Steven, having trained at Anderson & Sheppard, cuts jackets in a drape style. This adds chest to the wearer and is wonderfully comfortable. I commissioned this particular jacket in a two-button stance, and I would recommend it over the 3-roll-2 variety. My other drape jackets were cut in that latter style (by Steven’s father, John) and I’ve never quite liked the way it rolls, which is somehow compromised compared to the Italians. The top button naturally sits half-turned, and pushes out the lapel where it does so.
Style-wise, the blue tweed is wonderful – the least old-mannish tone you will ever find. But the gauntlet cuffs were probably a mistake (nice, but they don’t really fit with the style) and I should have chosen darker buttons (must get those changed…).
J Panther is a New York company that makes beautiful bags with often innovative details. The RucTote is a good example, as it can be carried in the hand, on the shoulder or as a ruc-sack, all with different permutations of the handles.
It is also very well made. Luke (Carby, photographer) has used his far more than me – perhaps punished it, rather – and it has held up very well. The bridle leather has softened nicely, the canvas worn well and the hardware and zippers never failed.
The only design issue on the RucTote is that the long strap on one side (where it can be pulled through to make a backpack) rather suffers from pulling on the bottom of the bag rather than being secured at the top. A minor irritation, not a major fault.
The navy suit I had made by superlative French tailors Cifonelli is a thing of beauty. I can understand why someone wouldn’t want that in a day-to-day suit – or rather, be prepared to pay extra for it – but that’s what it is and how it should be seen. Beautifully fitting and exquisitely made.
I would make a general comment on the Cifonelli cut, however, which is that it is better suited to more formal clothing. It is perfect for my navy suit, or cashmere coat, but worked less well with my first commission – a Harris tweed jacket. Despite Cifonelli’s soft chest and shoulder, the roping of the sleevehead always gives its tailoring a touch of drama, which doesn’t necessarily sit well with informal clothing.
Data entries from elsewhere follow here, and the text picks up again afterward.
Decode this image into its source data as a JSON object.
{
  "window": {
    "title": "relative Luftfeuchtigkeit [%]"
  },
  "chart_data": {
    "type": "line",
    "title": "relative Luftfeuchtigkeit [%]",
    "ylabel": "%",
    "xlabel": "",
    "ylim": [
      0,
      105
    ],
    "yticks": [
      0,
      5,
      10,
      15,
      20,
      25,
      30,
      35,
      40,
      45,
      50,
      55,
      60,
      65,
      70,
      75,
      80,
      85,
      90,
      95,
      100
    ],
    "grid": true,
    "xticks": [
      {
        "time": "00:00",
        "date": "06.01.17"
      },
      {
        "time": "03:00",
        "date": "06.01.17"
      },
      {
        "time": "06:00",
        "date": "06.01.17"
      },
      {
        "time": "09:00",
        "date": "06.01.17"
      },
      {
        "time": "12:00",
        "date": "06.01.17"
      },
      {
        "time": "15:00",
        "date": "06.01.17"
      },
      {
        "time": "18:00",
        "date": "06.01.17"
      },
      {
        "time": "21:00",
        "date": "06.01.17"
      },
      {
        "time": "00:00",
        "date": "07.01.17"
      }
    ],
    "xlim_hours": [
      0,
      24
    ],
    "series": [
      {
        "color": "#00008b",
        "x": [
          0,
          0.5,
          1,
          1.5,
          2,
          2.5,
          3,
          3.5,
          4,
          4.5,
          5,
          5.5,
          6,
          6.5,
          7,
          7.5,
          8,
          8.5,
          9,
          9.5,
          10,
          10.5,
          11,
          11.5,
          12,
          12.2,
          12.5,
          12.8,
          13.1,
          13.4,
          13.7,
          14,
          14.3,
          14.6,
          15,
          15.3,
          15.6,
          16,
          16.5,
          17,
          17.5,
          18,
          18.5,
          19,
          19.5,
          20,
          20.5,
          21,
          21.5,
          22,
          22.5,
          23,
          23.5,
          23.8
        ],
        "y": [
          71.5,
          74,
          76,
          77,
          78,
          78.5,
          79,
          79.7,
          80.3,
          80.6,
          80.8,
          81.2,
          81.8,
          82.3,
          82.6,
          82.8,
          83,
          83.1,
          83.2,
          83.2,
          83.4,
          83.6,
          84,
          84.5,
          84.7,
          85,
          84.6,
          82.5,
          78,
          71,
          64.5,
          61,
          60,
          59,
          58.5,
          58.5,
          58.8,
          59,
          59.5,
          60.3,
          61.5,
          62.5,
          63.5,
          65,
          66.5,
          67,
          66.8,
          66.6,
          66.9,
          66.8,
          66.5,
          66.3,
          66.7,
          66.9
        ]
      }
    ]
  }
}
I had two pairs of glasses made by Tom Davies, whom I got to know through my neighbour, Jake. They were both very well made, and I am a big fan of his process. He is a great example of why Made in China can actually mean the very best quality, rather than the worst.
My word of caution, however, would be to stick closely to Tom’s existing designs and models. We didn’t really do that with either of my bespoke commissions, and I regretted it. A change of just one millimetre in a frame can transform a look – there is perhaps less margin for error than with anything else I write about. And while I love my horn glasses and my sunglasses, I don’t wear them as much as my Francois Pintons.
Vergallo, a small tailor from the town of Varese in Italy, makes a lovely suit and – at £2000 at the time – a very good value one. I wouldn’t say that I would select it over other favourites from Italy, such as Elia Caliendo or Ferdinando Caraceni, but then they are a lot more expensive.
I wouldn’t recommend using 100% cashmere in a suit ever, however. The jacket still works beautifully as a blazer, but the trousers immediately lost any shape and refused to get it back. They’re more akin to tracksuit bottoms than suit trousers. The next hot thing on the catwalk, perhaps?